Feature importance inference is critical for the interpretability and reliability of machine learning models. There has been increasing interest in developing model-agnostic approaches to interpret any predictive model, often in the form of feature occlusion or leave-one-covariate-out (LOCO) inference. Existing methods typically make limiting distributional assumptions, modeling assumptions, and require data splitting. In this work, we develop a novel, mostly model-agnostic, and distribution-free inference framework for feature importance in regression or classification tasks that does not require data splitting. Our approach leverages a form of random observation and feature subsampling called minipatch ensembles; it utilizes the trained ensembles for inference and requires no model-refitting or held-out test data after training. We show that our approach enjoys both computational and statistical efficiency as well as circumvents interpretational challenges with data splitting. Further, despite using the same data for training and inference, we show the asymptotic validity of our confidence intervals under mild assumptions. Additionally, we propose theory-supported solutions to critical practical issues including vanishing variance for null features and inference after data-driven tuning for hyperparameters. We demonstrate the advantages of our approach over existing methods on a series of synthetic and real data examples.

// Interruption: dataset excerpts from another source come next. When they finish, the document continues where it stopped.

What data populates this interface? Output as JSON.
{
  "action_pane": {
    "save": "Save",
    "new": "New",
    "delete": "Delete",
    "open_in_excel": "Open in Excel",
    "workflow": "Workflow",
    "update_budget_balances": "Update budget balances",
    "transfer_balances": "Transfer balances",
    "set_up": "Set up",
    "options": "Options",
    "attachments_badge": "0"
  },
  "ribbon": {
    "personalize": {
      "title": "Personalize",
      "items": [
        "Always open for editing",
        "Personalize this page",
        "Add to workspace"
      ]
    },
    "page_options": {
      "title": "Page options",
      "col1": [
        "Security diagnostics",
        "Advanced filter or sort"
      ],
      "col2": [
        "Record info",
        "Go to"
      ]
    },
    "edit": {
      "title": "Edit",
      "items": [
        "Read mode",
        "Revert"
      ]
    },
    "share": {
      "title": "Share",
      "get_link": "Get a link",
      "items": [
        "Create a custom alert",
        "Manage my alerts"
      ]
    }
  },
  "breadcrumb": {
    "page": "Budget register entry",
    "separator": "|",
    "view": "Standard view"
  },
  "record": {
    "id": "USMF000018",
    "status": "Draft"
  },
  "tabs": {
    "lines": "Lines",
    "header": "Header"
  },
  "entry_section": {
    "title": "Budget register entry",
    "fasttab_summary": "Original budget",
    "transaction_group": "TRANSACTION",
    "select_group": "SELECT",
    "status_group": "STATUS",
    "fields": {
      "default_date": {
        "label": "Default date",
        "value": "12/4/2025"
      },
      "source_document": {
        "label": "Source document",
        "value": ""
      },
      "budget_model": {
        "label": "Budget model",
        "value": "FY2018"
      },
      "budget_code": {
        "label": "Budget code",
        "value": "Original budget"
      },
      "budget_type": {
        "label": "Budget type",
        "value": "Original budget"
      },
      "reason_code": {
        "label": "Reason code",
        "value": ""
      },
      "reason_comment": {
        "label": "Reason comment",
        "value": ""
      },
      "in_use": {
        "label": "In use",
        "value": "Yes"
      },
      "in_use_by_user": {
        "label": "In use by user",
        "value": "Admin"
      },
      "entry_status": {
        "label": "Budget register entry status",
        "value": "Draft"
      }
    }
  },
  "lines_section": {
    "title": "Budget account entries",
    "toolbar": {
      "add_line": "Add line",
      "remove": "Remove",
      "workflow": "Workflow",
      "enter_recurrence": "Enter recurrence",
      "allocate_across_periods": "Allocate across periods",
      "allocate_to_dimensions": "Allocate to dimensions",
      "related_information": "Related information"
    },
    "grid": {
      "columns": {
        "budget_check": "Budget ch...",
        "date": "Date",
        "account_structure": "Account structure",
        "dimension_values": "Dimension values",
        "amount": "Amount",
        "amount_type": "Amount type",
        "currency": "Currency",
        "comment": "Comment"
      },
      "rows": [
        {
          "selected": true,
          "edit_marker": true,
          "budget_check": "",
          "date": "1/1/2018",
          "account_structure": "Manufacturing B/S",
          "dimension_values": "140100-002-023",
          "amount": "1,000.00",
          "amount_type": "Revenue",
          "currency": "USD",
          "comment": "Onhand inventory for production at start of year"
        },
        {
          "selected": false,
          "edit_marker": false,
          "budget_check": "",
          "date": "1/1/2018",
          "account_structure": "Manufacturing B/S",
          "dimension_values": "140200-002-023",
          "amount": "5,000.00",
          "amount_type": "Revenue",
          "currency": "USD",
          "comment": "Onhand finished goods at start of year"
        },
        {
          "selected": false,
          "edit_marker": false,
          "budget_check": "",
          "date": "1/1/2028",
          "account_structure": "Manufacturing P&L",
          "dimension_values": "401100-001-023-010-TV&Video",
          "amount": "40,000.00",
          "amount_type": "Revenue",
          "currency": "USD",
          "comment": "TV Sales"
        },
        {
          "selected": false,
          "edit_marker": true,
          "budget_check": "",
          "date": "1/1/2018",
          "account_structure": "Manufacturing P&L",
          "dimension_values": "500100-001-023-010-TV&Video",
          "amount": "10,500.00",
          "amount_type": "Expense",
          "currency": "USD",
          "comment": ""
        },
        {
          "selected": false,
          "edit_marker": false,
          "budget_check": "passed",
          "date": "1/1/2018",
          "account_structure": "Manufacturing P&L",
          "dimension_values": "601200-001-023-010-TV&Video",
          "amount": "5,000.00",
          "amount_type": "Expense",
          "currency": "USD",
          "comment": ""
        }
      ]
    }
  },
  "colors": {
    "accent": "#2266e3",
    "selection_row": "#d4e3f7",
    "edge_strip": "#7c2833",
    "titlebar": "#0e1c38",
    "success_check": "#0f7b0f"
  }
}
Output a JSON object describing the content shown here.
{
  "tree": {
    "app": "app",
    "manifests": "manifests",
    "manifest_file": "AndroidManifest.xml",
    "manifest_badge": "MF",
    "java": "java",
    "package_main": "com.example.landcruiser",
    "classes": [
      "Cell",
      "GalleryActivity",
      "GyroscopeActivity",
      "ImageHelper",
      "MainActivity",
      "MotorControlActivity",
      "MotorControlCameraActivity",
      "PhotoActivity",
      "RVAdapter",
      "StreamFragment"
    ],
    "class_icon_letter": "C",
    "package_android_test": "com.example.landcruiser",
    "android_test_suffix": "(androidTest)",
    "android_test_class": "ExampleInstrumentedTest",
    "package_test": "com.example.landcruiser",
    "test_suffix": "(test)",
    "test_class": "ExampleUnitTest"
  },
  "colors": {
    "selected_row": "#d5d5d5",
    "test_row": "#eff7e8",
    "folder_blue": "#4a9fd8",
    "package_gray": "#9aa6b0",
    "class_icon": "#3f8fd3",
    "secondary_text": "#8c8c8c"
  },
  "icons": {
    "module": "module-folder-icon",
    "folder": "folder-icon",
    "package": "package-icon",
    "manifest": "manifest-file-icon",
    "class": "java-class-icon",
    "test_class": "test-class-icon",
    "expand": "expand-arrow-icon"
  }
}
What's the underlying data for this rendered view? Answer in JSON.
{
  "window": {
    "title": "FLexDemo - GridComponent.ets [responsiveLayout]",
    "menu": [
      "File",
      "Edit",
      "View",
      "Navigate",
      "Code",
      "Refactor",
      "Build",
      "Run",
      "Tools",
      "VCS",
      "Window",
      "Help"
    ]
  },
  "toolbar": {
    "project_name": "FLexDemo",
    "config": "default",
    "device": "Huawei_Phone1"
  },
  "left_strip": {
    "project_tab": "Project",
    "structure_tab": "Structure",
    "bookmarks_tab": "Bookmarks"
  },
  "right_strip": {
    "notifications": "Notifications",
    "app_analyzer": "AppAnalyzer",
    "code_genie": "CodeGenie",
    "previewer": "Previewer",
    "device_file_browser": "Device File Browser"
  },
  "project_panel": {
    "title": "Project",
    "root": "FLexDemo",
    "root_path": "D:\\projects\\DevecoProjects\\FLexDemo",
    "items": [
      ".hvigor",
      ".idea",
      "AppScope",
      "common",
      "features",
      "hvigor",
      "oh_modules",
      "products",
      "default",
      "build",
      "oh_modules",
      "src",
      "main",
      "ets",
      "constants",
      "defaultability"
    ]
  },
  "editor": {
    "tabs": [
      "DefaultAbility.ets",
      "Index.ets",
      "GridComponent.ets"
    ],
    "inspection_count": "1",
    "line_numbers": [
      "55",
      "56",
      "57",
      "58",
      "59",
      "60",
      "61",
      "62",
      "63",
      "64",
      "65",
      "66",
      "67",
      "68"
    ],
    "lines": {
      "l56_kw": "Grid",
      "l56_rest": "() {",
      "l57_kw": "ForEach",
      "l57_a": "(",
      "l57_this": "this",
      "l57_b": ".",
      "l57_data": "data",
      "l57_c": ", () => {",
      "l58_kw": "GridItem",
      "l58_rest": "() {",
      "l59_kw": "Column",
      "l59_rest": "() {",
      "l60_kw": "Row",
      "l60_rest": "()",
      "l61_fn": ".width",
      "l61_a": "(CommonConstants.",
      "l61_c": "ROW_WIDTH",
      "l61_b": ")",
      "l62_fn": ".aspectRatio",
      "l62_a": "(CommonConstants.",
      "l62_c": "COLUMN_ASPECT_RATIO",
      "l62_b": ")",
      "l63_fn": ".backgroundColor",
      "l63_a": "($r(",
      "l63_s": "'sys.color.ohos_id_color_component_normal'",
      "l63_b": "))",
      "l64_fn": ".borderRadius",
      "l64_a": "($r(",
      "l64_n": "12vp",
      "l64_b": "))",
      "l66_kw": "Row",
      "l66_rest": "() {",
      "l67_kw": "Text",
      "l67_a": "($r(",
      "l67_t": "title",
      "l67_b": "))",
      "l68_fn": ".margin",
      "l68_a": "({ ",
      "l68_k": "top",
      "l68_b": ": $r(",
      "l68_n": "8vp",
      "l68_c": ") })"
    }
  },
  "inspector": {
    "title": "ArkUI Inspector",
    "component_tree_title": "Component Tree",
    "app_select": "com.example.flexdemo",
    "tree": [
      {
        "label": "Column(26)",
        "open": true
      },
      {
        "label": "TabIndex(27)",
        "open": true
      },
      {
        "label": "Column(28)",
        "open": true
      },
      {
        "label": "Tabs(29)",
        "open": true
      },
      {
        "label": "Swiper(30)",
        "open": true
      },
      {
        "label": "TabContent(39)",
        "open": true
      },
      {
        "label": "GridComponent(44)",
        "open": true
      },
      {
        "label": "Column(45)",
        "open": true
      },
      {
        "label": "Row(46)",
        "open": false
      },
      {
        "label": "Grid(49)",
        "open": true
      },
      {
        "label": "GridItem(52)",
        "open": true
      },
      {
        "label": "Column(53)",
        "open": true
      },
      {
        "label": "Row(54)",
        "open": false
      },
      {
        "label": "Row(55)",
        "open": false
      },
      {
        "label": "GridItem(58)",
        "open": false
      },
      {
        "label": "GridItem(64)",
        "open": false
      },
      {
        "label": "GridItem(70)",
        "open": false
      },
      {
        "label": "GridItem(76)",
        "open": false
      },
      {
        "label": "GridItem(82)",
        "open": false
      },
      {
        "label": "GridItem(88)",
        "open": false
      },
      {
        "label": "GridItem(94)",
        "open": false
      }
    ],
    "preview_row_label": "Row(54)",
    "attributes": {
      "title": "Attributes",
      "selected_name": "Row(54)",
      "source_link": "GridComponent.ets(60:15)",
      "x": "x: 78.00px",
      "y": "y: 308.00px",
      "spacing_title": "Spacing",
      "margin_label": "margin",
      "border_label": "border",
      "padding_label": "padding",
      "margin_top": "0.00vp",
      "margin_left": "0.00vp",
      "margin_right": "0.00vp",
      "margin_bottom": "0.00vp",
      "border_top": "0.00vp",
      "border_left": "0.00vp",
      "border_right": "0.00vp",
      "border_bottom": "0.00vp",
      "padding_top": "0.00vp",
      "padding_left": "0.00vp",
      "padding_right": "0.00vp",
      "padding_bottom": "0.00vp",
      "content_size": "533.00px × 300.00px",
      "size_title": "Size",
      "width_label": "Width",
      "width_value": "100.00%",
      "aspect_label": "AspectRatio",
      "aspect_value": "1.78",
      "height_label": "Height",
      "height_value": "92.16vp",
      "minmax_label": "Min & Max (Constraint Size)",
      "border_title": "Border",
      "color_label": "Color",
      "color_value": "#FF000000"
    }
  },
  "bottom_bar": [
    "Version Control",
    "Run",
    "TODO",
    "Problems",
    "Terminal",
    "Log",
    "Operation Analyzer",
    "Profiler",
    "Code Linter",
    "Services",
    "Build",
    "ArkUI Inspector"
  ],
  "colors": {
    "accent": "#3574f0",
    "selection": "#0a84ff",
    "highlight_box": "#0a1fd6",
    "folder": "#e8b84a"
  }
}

翻译：特征重要性推断对于机器学习模型的可解释性和可靠性至关重要。近年来，开发模型无关方法来解释任意预测模型（通常采用特征遮挡或留一协变量排除（LOCO）推断形式）的研究日益受到关注。现有方法通常需要假设分布限制、模型假设，并要求进行数据分割。在本工作中，我们提出了一种新颖的、基本模型无关且无分布假设的推断框架，适用于回归或分类任务中的特征重要性推断，且无需数据分割。该方法利用一种称为最小补丁集成的随机观测和特征子采样形式，通过训练后的集成模型进行推断，无需重新拟合模型或在训练后保留测试数据。研究表明，我们的方法兼具计算效率和统计效能，同时规避了数据分割带来的可解释性挑战。此外，尽管训练和推断使用相同数据，我们证明在温和假设下置信区间具有渐近有效性。我们还针对关键实际问题提出了理论支持的解决方案，包括空特征的方差消失问题以及超参数数据驱动调优后的推断问题。通过一系列合成数据和真实数据实验，我们证明了该方法相较于现有方法的优势。